Dr. Duffy, who joined USA Health in 2007 as a family medicine physician, described a CMIO as “the liaison between an organization’s information systems department and its physicians and other clinicians. He says the process of converting the USA Health records from paper or partially electronic records to a completely electronic system is a “monumental task.”
“In the early stages, electronic medical record (EMR) implementation is generally an all-consuming task. We’re trying to unify medical records and work processes for two hospitals, a cancer institute and numerous outpatient venues. It’s not just a matter of technical hurdles. It’s a total re-engineering of work flow,” Dr. Duffy said. To optimize the use of the EMR system at USA Health in the future, he acknowledges the inefficiencies present in the system.
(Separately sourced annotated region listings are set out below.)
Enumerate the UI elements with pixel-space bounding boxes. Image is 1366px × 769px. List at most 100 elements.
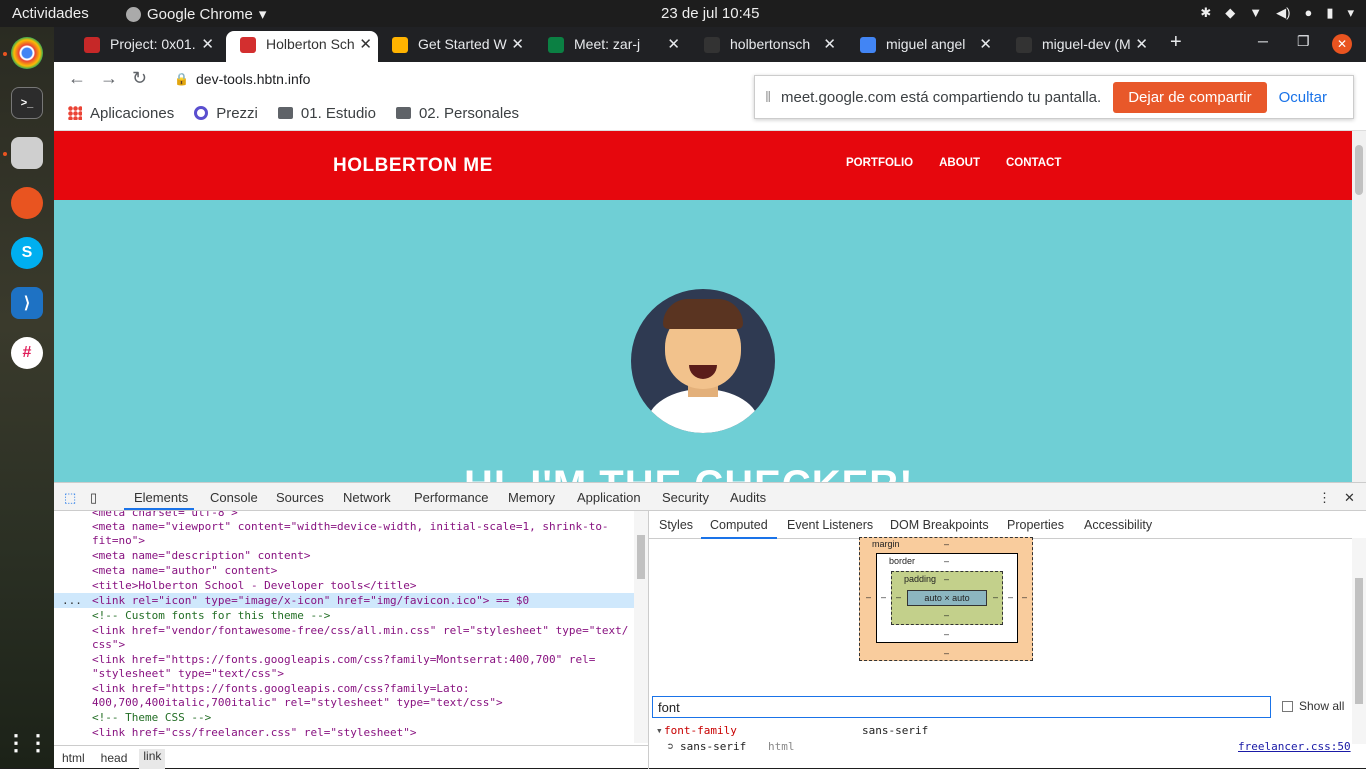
tab-3[interactable]: Meet: zar-j ✕	[534, 31, 686, 62]
stop-sharing-button[interactable]: Dejar de compartir	[1113, 81, 1267, 113]
dom-line[interactable]: "stylesheet" type="text/css">	[92, 667, 284, 680]
computed-property-value[interactable]: sans-serif	[862, 724, 928, 737]
terminal-dock-icon[interactable]: >_	[11, 87, 43, 119]
tab-application[interactable]: Application	[577, 490, 641, 505]
padding-bottom-value[interactable]: –	[944, 610, 949, 620]
crumb-head[interactable]: head	[101, 751, 128, 769]
volume-icon[interactable]: ◀)	[1276, 5, 1290, 21]
dom-line[interactable]: <meta name="author" content>	[92, 564, 277, 577]
dom-line-selected[interactable]: <link rel="icon" type="image/x-icon" hre…	[92, 594, 529, 607]
close-tab-icon[interactable]: ✕	[979, 31, 992, 58]
goto-source-icon[interactable]: ➲	[667, 740, 674, 753]
tab-elements[interactable]: Elements	[134, 490, 188, 505]
chrome-dock-icon[interactable]	[11, 37, 43, 69]
close-tab-icon[interactable]: ✕	[1135, 31, 1148, 58]
source-link[interactable]: freelancer.css:50	[1238, 740, 1351, 753]
close-tab-icon[interactable]: ✕	[201, 31, 214, 58]
drag-handle-icon[interactable]: ‖	[765, 89, 781, 106]
vscode-dock-icon[interactable]: ⟩	[11, 287, 43, 319]
hide-button[interactable]: Ocultar	[1279, 89, 1327, 106]
tab-accessibility[interactable]: Accessibility	[1084, 518, 1152, 532]
postman-dock-icon[interactable]	[11, 187, 43, 219]
show-apps-icon[interactable]: ⋮⋮	[5, 727, 49, 759]
dom-line[interactable]: <meta name="viewport" content="width=dev…	[92, 520, 609, 533]
bookmark-folder-estudio[interactable]: 01. Estudio	[277, 105, 376, 122]
new-tab-button[interactable]: +	[1170, 31, 1182, 54]
box-model-padding[interactable]: padding – – – – auto × auto	[891, 571, 1003, 625]
crumb-link[interactable]: link	[139, 749, 166, 769]
power-menu-icon[interactable]: ▾	[1347, 5, 1354, 21]
tab-styles[interactable]: Styles	[659, 518, 693, 532]
nav-link-contact[interactable]: CONTACT	[1006, 157, 1061, 169]
page-scrollbar[interactable]	[1352, 131, 1366, 482]
microphone-icon[interactable]: ●	[1304, 5, 1312, 21]
bookmark-prezzi[interactable]: Prezzi	[194, 105, 258, 122]
reload-icon[interactable]: ↻	[132, 68, 147, 89]
nav-link-portfolio[interactable]: PORTFOLIO	[846, 157, 913, 169]
forward-arrow-icon[interactable]: →	[100, 68, 118, 89]
dom-line[interactable]: <meta name="description" content>	[92, 549, 311, 562]
tab-5[interactable]: miguel angel ✕	[846, 31, 998, 62]
close-devtools-icon[interactable]: ✕	[1344, 490, 1355, 506]
minimize-window-icon[interactable]: ─	[1258, 33, 1268, 49]
more-options-icon[interactable]: ⋮	[1318, 490, 1331, 506]
dom-line[interactable]: <link href="https://fonts.googleapis.com…	[92, 682, 470, 695]
pane-divider[interactable]	[648, 511, 649, 769]
box-model-content[interactable]: auto × auto	[907, 590, 987, 606]
tab-security[interactable]: Security	[662, 490, 709, 505]
close-window-icon[interactable]: ✕	[1332, 34, 1352, 54]
margin-bottom-value[interactable]: –	[944, 648, 949, 658]
dom-line[interactable]: <link href="css/freelancer.css" rel="sty…	[92, 726, 417, 739]
border-left-value[interactable]: –	[881, 592, 886, 602]
slack-tray-icon[interactable]: ✱	[1200, 5, 1211, 21]
device-toggle-icon[interactable]: ▯	[90, 490, 97, 506]
tab-2[interactable]: Get Started W ✕	[378, 31, 530, 62]
margin-top-value[interactable]: –	[944, 539, 949, 549]
tab-memory[interactable]: Memory	[508, 490, 555, 505]
close-tab-icon[interactable]: ✕	[823, 31, 836, 58]
dom-line[interactable]: <meta charset="utf-8">	[92, 511, 238, 519]
dom-line[interactable]: <link href="vendor/fontawesome-free/css/…	[92, 624, 628, 637]
tab-console[interactable]: Console	[210, 490, 258, 505]
padding-left-value[interactable]: –	[896, 592, 901, 602]
dom-line[interactable]: <link href="https://fonts.googleapis.com…	[92, 653, 595, 666]
box-model-border[interactable]: border – – – – padding – – – – auto × au…	[876, 553, 1018, 643]
tab-4[interactable]: holbertonsch ✕	[690, 31, 842, 62]
inspect-element-icon[interactable]: ⬚	[64, 490, 76, 506]
tab-performance[interactable]: Performance	[414, 490, 488, 505]
system-tray[interactable]: ✱ ◆ ▼ ◀) ● ▮ ▾	[1200, 5, 1354, 21]
tab-sources[interactable]: Sources	[276, 490, 324, 505]
files-dock-icon[interactable]	[11, 137, 43, 169]
tab-network[interactable]: Network	[343, 490, 391, 505]
border-right-value[interactable]: –	[1008, 592, 1013, 602]
tab-audits[interactable]: Audits	[730, 490, 766, 505]
tab-dom-breakpoints[interactable]: DOM Breakpoints	[890, 518, 989, 532]
bookmark-folder-personales[interactable]: 02. Personales	[395, 105, 519, 122]
border-top-value[interactable]: –	[944, 556, 949, 566]
tab-event-listeners[interactable]: Event Listeners	[787, 518, 873, 532]
computed-scrollbar[interactable]	[1352, 538, 1366, 744]
site-brand[interactable]: HOLBERTON ME	[333, 155, 493, 177]
shield-icon[interactable]: ◆	[1225, 5, 1235, 21]
close-tab-icon[interactable]: ✕	[359, 31, 372, 58]
back-arrow-icon[interactable]: ←	[68, 68, 86, 89]
dom-tree-scrollbar[interactable]	[634, 511, 648, 743]
margin-right-value[interactable]: –	[1022, 592, 1027, 602]
border-bottom-value[interactable]: –	[944, 629, 949, 639]
close-tab-icon[interactable]: ✕	[667, 31, 680, 58]
dom-line[interactable]: 400,700,400italic,700italic" rel="styles…	[92, 696, 503, 709]
tab-computed[interactable]: Computed	[710, 518, 768, 532]
skype-dock-icon[interactable]: S	[11, 237, 43, 269]
dom-line[interactable]: <title>Holberton School - Developer tool…	[92, 579, 417, 592]
dom-comment[interactable]: <!-- Custom fonts for this theme -->	[92, 609, 330, 622]
dom-comment[interactable]: <!-- Theme CSS -->	[92, 711, 211, 724]
margin-left-value[interactable]: –	[866, 592, 871, 602]
bookmark-apps[interactable]: Aplicaciones	[68, 105, 174, 122]
dom-line[interactable]: css">	[92, 638, 125, 651]
nav-link-about[interactable]: ABOUT	[939, 157, 980, 169]
padding-right-value[interactable]: –	[993, 592, 998, 602]
box-model-margin[interactable]: margin – – – – border – – – – padding – …	[859, 537, 1033, 661]
tab-properties[interactable]: Properties	[1007, 518, 1064, 532]
crumb-html[interactable]: html	[62, 751, 85, 769]
checkbox-box[interactable]	[1282, 700, 1293, 712]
“Clinicians struggle with needless inefficiencies that are currently present in EMR systems,” Dr. Duffy continued. “The products are still in their relative infancy, and they’re improving, but there are many aspects of the program that do not work the way a provider would use it. When the front office has recorded a patient’s marital status, why isn’t that passed into the history? If the nurse records the dates of the last pap smear, shouldn’t that update when the next pap smear is due? Any time you have to enter something twice, you’re wasting time,” Dr. Duffy said.
Although Dr. Duffy understands the current limitations of EMR, he also sees the potential for EMR to dramatically improve health care and consequentially quality of life. “When we optimize the system, patients should spend less time in the waiting room while doctors and nurses should be able to get home on time. We want to leverage what should be the strengths of an EMR such as data search and retrieval, care reminders, patient access and engagement, quality improvement, wasteful expense reduction and population health management. Those goals will never end.”
“To date, EMRs have so often been workflow impediments that we have not been able to realize their potential to make our lives better. Optimal use of the EMR system should help us move to a system where we spend money on quality, safety and positive outcomes. We need to demand that our tools be consistent, intuitive and unobtrusive. I figure my best chance to live to see that day is to do some of the work myself,” Dr. Duffy said.
Dr. Duffy earned his medical degree at the USA College of Medicine and completed his residency training at Baptist Memorial Hospital in Gadsden, Ala. He is board-certified in Family and Medical Informatics and has experience in electronic medical system information.